「地味でワクワクしない」
「親に言われて飲む退屈な飲み物」
4月5日、YouTubeチャンネル『HikakinTV』で、麦茶業界に殴り込みをかけたトップユーチューバー・ヒカキン。「日本の麦茶、変える!」とまで言い切った彼だが、早速、返り討ちの様相を帯び始めてーー。
3月28日に“匂わせ”動画を公開してから約1週間、“桃太郎”に扮したヒカキンが発表したのは、自身がプロデュースする麦茶ブランド『ONICHA』の発売。カップラーメン『みそきん』に続き、全国のゼブンイレブンで4月21日から発売される。
ところが、新ビジネスの展開早々に待っていたのは“炎上”だった。
「動画でも目を向けた理由について“地味で主役ではない”“退屈な飲み物”などと、まるで既存の麦茶に対するネガティブキャンペーンを張った上で、“日本の麦茶を変えるぞ”と自身の商品をアピールしてみせたヒカキン。
発表を引き延ばす匂わせ演出も含め、みそきん同様にビジネス臭がする商法に辟易する人も多いのでしょう。また“こだわりぬいた”という割には原材料に使われている大麦は外国産と、“日本産の麦茶を変える”という意味でしょうか」(広告マーケティングに詳しい情報サイトライター)
ワクワクして手に取りたくなる麦茶
後に公式コメントとして、
【僕は麦茶が好きです。 子供の頃から当たり前に飲んでいた、日本の麦茶が好きです。】
【もし、みんなが飲み物を選ぶ時に、「これがいい!」ってワクワクして手に取りたくなる麦茶があったら。】
などと、あらためて麦茶、そして『ONICHA』プロデュースへの思いを熱く語るヒカキンだが、動画では“言葉選び”を間違えてしまったのだろうか、発売前に炎上に見舞われてしまった。
すると翌6日、子どもが手に取りたくなるワクワクする「麦茶」が発売された。コカ・コーラシステムが展開する『やかんの麦茶 from 爽健美茶』が、人気アニメ『クレヨンしんちゃん』とコラボした期間限定ボトルを店頭に並べたのだ。

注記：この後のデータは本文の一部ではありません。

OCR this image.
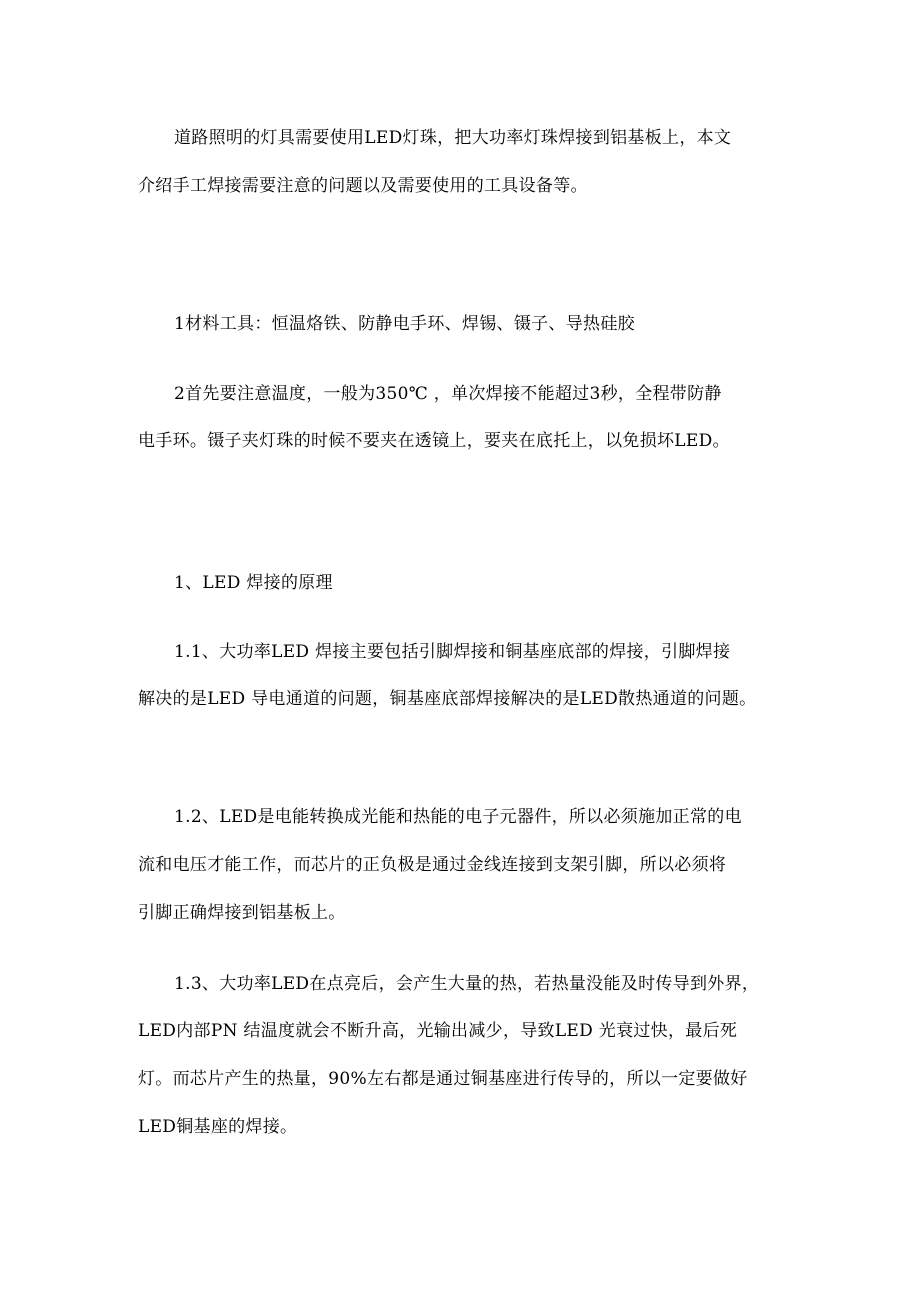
道路照明的灯具需要使用LED灯珠，把大功率灯珠焊接到铝基板上，本文
介绍手工焊接需要注意的问题以及需要使用的工具设备等。
1材料工具：恒温烙铁、防静电手环、焊锡、镊子、导热硅胶
2首先要注意温度，一般为350℃ ，单次焊接不能超过3秒，全程带防静
电手环。镊子夹灯珠的时候不要夹在透镜上，要夹在底托上，以免损坏LED。
1、LED 焊接的原理
1.1、大功率LED 焊接主要包括引脚焊接和铜基座底部的焊接，引脚焊接
解决的是LED 导电通道的问题，铜基座底部焊接解决的是LED散热通道的问题。
1.2、LED是电能转换成光能和热能的电子元器件，所以必须施加正常的电
流和电压才能工作，而芯片的正负极是通过金线连接到支架引脚，所以必须将
引脚正确焊接到铝基板上。
1.3、大功率LED在点亮后，会产生大量的热，若热量没能及时传导到外界，
LED内部PN 结温度就会不断升高，光输出减少，导致LED 光衰过快，最后死
灯。而芯片产生的热量，90%左右都是通过铜基座进行传导的，所以一定要做好
LED铜基座的焊接。
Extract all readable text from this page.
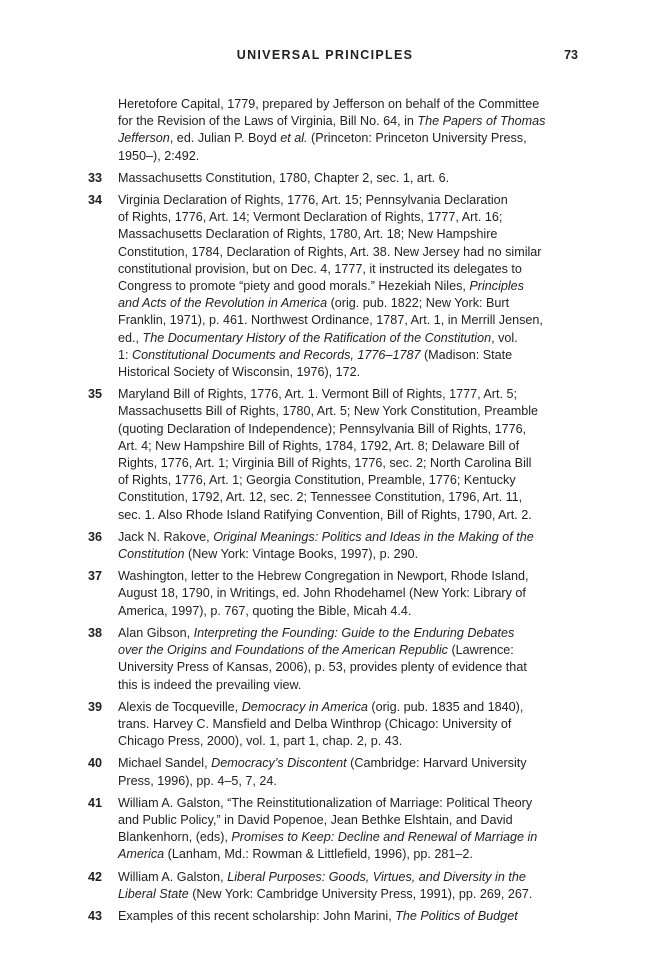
UNIVERSAL PRINCIPLES	73
Heretofore Capital, 1779, prepared by Jefferson on behalf of the Committee
for the Revision of the Laws of Virginia, Bill No. 64, in The Papers of Thomas
Jefferson, ed. Julian P. Boyd et al. (Princeton: Princeton University Press,
1950–), 2:492.
33 Massachusetts Constitution, 1780, Chapter 2, sec. 1, art. 6.
34 Virginia Declaration of Rights, 1776, Art. 15; Pennsylvania Declaration
of Rights, 1776, Art. 14; Vermont Declaration of Rights, 1777, Art. 16;
Massachusetts Declaration of Rights, 1780, Art. 18; New Hampshire
Constitution, 1784, Declaration of Rights, Art. 38. New Jersey had no similar
constitutional provision, but on Dec. 4, 1777, it instructed its delegates to
Congress to promote “piety and good morals.” Hezekiah Niles, Principles
and Acts of the Revolution in America (orig. pub. 1822; New York: Burt
Franklin, 1971), p. 461. Northwest Ordinance, 1787, Art. 1, in Merrill Jensen,
ed., The Documentary History of the Ratification of the Constitution, vol.
1: Constitutional Documents and Records, 1776–1787 (Madison: State
Historical Society of Wisconsin, 1976), 172.
35 Maryland Bill of Rights, 1776, Art. 1. Vermont Bill of Rights, 1777, Art. 5;
Massachusetts Bill of Rights, 1780, Art. 5; New York Constitution, Preamble
(quoting Declaration of Independence); Pennsylvania Bill of Rights, 1776,
Art. 4; New Hampshire Bill of Rights, 1784, 1792, Art. 8; Delaware Bill of
Rights, 1776, Art. 1; Virginia Bill of Rights, 1776, sec. 2; North Carolina Bill
of Rights, 1776, Art. 1; Georgia Constitution, Preamble, 1776; Kentucky
Constitution, 1792, Art. 12, sec. 2; Tennessee Constitution, 1796, Art. 11,
sec. 1. Also Rhode Island Ratifying Convention, Bill of Rights, 1790, Art. 2.
36 Jack N. Rakove, Original Meanings: Politics and Ideas in the Making of the
Constitution (New York: Vintage Books, 1997), p. 290.
37 Washington, letter to the Hebrew Congregation in Newport, Rhode Island,
August 18, 1790, in Writings, ed. John Rhodehamel (New York: Library of
America, 1997), p. 767, quoting the Bible, Micah 4.4.
38 Alan Gibson, Interpreting the Founding: Guide to the Enduring Debates
over the Origins and Foundations of the American Republic (Lawrence:
University Press of Kansas, 2006), p. 53, provides plenty of evidence that
this is indeed the prevailing view.
39 Alexis de Tocqueville, Democracy in America (orig. pub. 1835 and 1840),
trans. Harvey C. Mansfield and Delba Winthrop (Chicago: University of
Chicago Press, 2000), vol. 1, part 1, chap. 2, p. 43.
40 Michael Sandel, Democracy’s Discontent (Cambridge: Harvard University
Press, 1996), pp. 4–5, 7, 24.
41 William A. Galston, “The Reinstitutionalization of Marriage: Political Theory
and Public Policy,” in David Popenoe, Jean Bethke Elshtain, and David
Blankenhorn, (eds), Promises to Keep: Decline and Renewal of Marriage in
America (Lanham, Md.: Rowman & Littlefield, 1996), pp. 281–2.
42 William A. Galston, Liberal Purposes: Goods, Virtues, and Diversity in the
Liberal State (New York: Cambridge University Press, 1991), pp. 269, 267.
43 Examples of this recent scholarship: John Marini, The Politics of Budget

ご存知、子どもに大人気のアニメであり、毎年公開される劇場映画では親子連れがにぎわう、国民的アニメにも数えられる『クレヨンしんちゃん』。もちろん『ONICHA』発表と重なったのは偶然だろうが、市場が本格化する夏に向けて両名による“麦茶戦争”が繰り広げられそうだ。
《麦茶、クレヨンしんちゃんvsヒカキンみたいになってる》
《HIKAKINさんの麦茶と クレしんの可愛い麦茶 飲み比べで買ってみようかな》
《HIKAKINのONICHAよりクレヨンしんちゃんコラボの麦茶の方がワクワクするの》
X上でも、対決を煽るようなポストが多々見受けられる中、ONICHAはまだ発売前だけに、“クレしん”を前面に押し出した『やかんの麦茶』を推す声が多い。そして麦茶といえばーー、
《麦茶飲みたい時はシンプルに鶴瓶師匠の方買うでしょ それ以外は手に取らんてそもそも論》
ヒカキン麦茶の“落とし穴”とは
落語家の笑福亭鶴瓶が長年にわたってCMキャラクターを務める、麦茶の販売実績30年以上を誇る『伊藤園』の『健康ミネラル麦茶』一択とするユーザーも。つまりヒカキンvsクレしんvs鶴瓶による三つ巴戦の様相を呈している。
前出のライターは、ヒカキンの業界参入は「起爆剤になりうる」としつつも、潜む“落とし穴”を指摘する。
「ネット上で競合が話題になる、相乗効果をねらっての参入だとしたら、PR段階は成功と言えるでしょう。ただ、気になるのは“しんちゃん”や鶴瓶さんがデザインされたボトルとは違い、よく見ないと麦茶とわからない、ヒカキン商品とは認識できないこと。
可愛らしい鬼のキャラクターですが、ヒカキンブランドをアピールすることを踏まえてボトルラベルに本人なり、デフォルメされたキャラクターを起用する。または“みそきん”のように、すぐヒカキンプロデュースとわかる商品名にしたほうが良かったと思いますが……」
「地味でワクワクしない」と言われるのは、果たしてどの麦茶になるか。